На следующий день преподаватель отправился на работу, а Анна с трудом натянула его старую футболку с шортами и выудила из кладовой ведро. Вымыла подоконники, кафель, полы. Залезла в каждую щель и нишу. Ближе к пяти, уставшая и проголодавшаяся, вышла во двор, оказавшись на детской площадке с горкой стерильного песка и двумя качелями. Уселась на одни из них и начала раскачиваться, медленно приходя в себя, покуда не услышала скрип:
– Если вы тотчас не подниметесь, я вынужден буду сообщить куда следует!
Анна подскочила и огляделась. На балконе среди кадок с базиликом и помидорами сидел полутруп-получеловек, видимо, принимавший участие еще в Первой мировой войне. Дедуля наблюдал за порядком с помощью вмонтированных зеркал и днями напролет находился на посту.
Вторая неприятность произошла на следующий день. В доме Алекса существовало правило – по очереди мыть лестничную клетку, и на стене даже болтался начерченный от руки график. Дождавшись своей очереди, Анна засучила рукава, трижды сменила воду, добавив в последнюю, самую чистую несколько капель духов, отполировала перила и даже смахнула пыль с лампочки. Когда с чувством выполненного долга вернулась в квартиру, в дверь постучали. На пороге стояла пожилая фрау и мелко трясла гелиевым подбородком, обвислыми щеками и даже животом. Поздоровавшись, сделала замечание насчет пола. Девушка, невзирая на занемевший язык, ответила:
– Пол очень чистый.
Мадам в сердцах топнула полной ногой в наглухо закрытых туфлях:
– Он влажный! Понимаете? Если я поскользнусь, упаду и сломаю шейку бедра, вы будете платить за лечение, операцию, реабилитацию!
На этом мадам величественно развернулась и медленно поднялась на свой этаж, а девушка поднесла руку ко рту и зажала его изо всех сил. Метнулась в прихожую, набросила куртку и отправилась бродить улицами Пассау.
Город больше не казался упоительно гридеперлевым, и внезапно всплыли все рапирные моменты. Статистические данные о том, что эмиграция и смерть близкого занимают высшую точку в шкале стресса, то есть 100 баллов, непонимание местных женщин, предпочитающих детям собак и массовое демонстративное сморкание. Всякий раз, когда девушка едва касалась губами деликатной пенки на капучино, рядом кто-то выуживал клетчатый парашютный платок и всласть сморкался. Подобное происходило всюду: в офисах, ресторанах, на лекциях. За рождественским столом и поминальным. Анна испытывала дискомфорт в абсолютно нагих местных банях и в ситуациях суровой экономии воды и электричества. В подобные минуты Алекс из возлюбленного превращался в монстра:
– Спустись с небес! Квартплата – это одна треть зарплаты. Посему, выпив кофе, не спеши мыть чашку. Из нее можно еще не раз выпить тот же кофе за ужином. И хватит вытирать рот целой салфеткой! Сколько тебе повторять – их нужно разрезать ножницами!
Молодой человек бегал по периметру гостиной и заводился еще больше:
– Объясни, почему вчера перешла дорогу на красный свет?

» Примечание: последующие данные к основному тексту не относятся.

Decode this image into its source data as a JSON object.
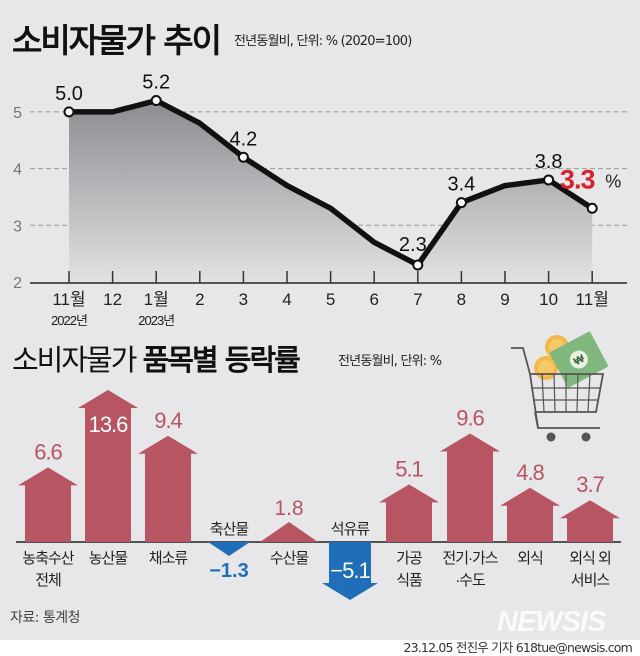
{
  "header": {
    "title": "소비자물가 추이",
    "subtitle": "전년동월비, 단위: % (2020=100)"
  },
  "section2": {
    "title_regular": "소비자물가 ",
    "title_bold": "품목별 등락률",
    "subtitle": "전년동월비, 단위: %"
  },
  "footer": {
    "source": "자료: 통계청",
    "logo": "NEWSIS",
    "credit": "23.12.05 전진우 기자 618tue@newsis.com"
  },
  "colors": {
    "background": "#e7e7e9",
    "positive": "#b85562",
    "negative": "#1f6fb8",
    "highlight": "#d7212b",
    "line": "#111111"
  },
  "chart_data": [
    {
      "type": "line",
      "title": "소비자물가 추이",
      "subtitle": "전년동월비, 단위: % (2020=100)",
      "xlabel": "",
      "ylabel": "%",
      "categories": [
        "11월 2022년",
        "12",
        "1월 2023년",
        "2",
        "3",
        "4",
        "5",
        "6",
        "7",
        "8",
        "9",
        "10",
        "11월"
      ],
      "x_tick_labels": [
        "11월",
        "12",
        "1월",
        "2",
        "3",
        "4",
        "5",
        "6",
        "7",
        "8",
        "9",
        "10",
        "11월"
      ],
      "x_sub_labels": [
        "2022년",
        "",
        "2023년",
        "",
        "",
        "",
        "",
        "",
        "",
        "",
        "",
        "",
        ""
      ],
      "values": [
        5.0,
        5.0,
        5.2,
        4.8,
        4.2,
        3.7,
        3.3,
        2.7,
        2.3,
        3.4,
        3.7,
        3.8,
        3.3
      ],
      "labeled_points": [
        {
          "index": 0,
          "label": "5.0"
        },
        {
          "index": 2,
          "label": "5.2"
        },
        {
          "index": 4,
          "label": "4.2"
        },
        {
          "index": 8,
          "label": "2.3"
        },
        {
          "index": 9,
          "label": "3.4"
        },
        {
          "index": 11,
          "label": "3.8"
        },
        {
          "index": 12,
          "label": "3.3",
          "suffix": "%",
          "highlight": true
        }
      ],
      "y_ticks": [
        "2",
        "3",
        "4",
        "5"
      ],
      "ylim": [
        2,
        5.5
      ],
      "grid": true,
      "area_fill": true
    },
    {
      "type": "bar",
      "title": "소비자물가 품목별 등락률",
      "subtitle": "전년동월비, 단위: %",
      "categories": [
        "농축수산 전체",
        "농산물",
        "채소류",
        "축산물",
        "수산물",
        "석유류",
        "가공 식품",
        "전기·가스·수도",
        "외식",
        "외식 외 서비스"
      ],
      "labels_line1": [
        "농축수산",
        "농산물",
        "채소류",
        "축산물",
        "수산물",
        "석유류",
        "가공",
        "전기·가스",
        "외식",
        "외식 외"
      ],
      "labels_line2": [
        "전체",
        "",
        "",
        "",
        "",
        "",
        "식품",
        "·수도",
        "",
        "서비스"
      ],
      "values": [
        6.6,
        13.6,
        9.4,
        -1.3,
        1.8,
        -5.1,
        5.1,
        9.6,
        4.8,
        3.7
      ],
      "value_labels": [
        "6.6",
        "13.6",
        "9.4",
        "−1.3",
        "1.8",
        "−5.1",
        "5.1",
        "9.6",
        "4.8",
        "3.7"
      ]
    }
  ]
}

– Не было ни одной машины.
– А какое это имеет значение? Есть закон.
У него хранились данные за последние десять лет о расходе электричества, а в ее семье практиковали специальный магнит, замедляющий счетчик. Алекс запускал посудомоечную машину не чаще трех раз в месяц и предлагал принимать душ через день, а Анна любила плескаться, не считая кубометры, утром, днем и вечером. Преподаватель заставлял ее искать скидки, а она привыкла покупать понравившийся товар, а не уцененный. Его учили экономить чуть ли не с детского сада, а в ее семье жили сегодняшним днем. По Алексу можно было сверять цезиевые часы, а она несколько раз опаздывала на поезд.
Парень делал все фундаментально и основательно, а девушка на глаз пекла пироги, кроила шторы и разводила обойный клей. Он хранил белые носки отдельно от черных, а у Анны они лежали вместе с трусами, майками и колготами. Парень безоговорочно верил своему правительству, а у них каждое семейное застолье заканчивалось головомойкой министра обороны или здравоохранения. Алекс поддерживал идеологию чайлдфри, опираясь на подсчеты Федерального статистического ведомства, в которых черным по белому говорилось: содержание одного малыша от рождения и до совершеннолетия обходится в сто тридцать тысяч евро, а Анна обожала детей и даже представить не могла своего отца, вооруженного калькулятором и на полном серьезе подсчитывающего, на какую сумму его дочь сносила рейтуз и наела хлеба с маслом.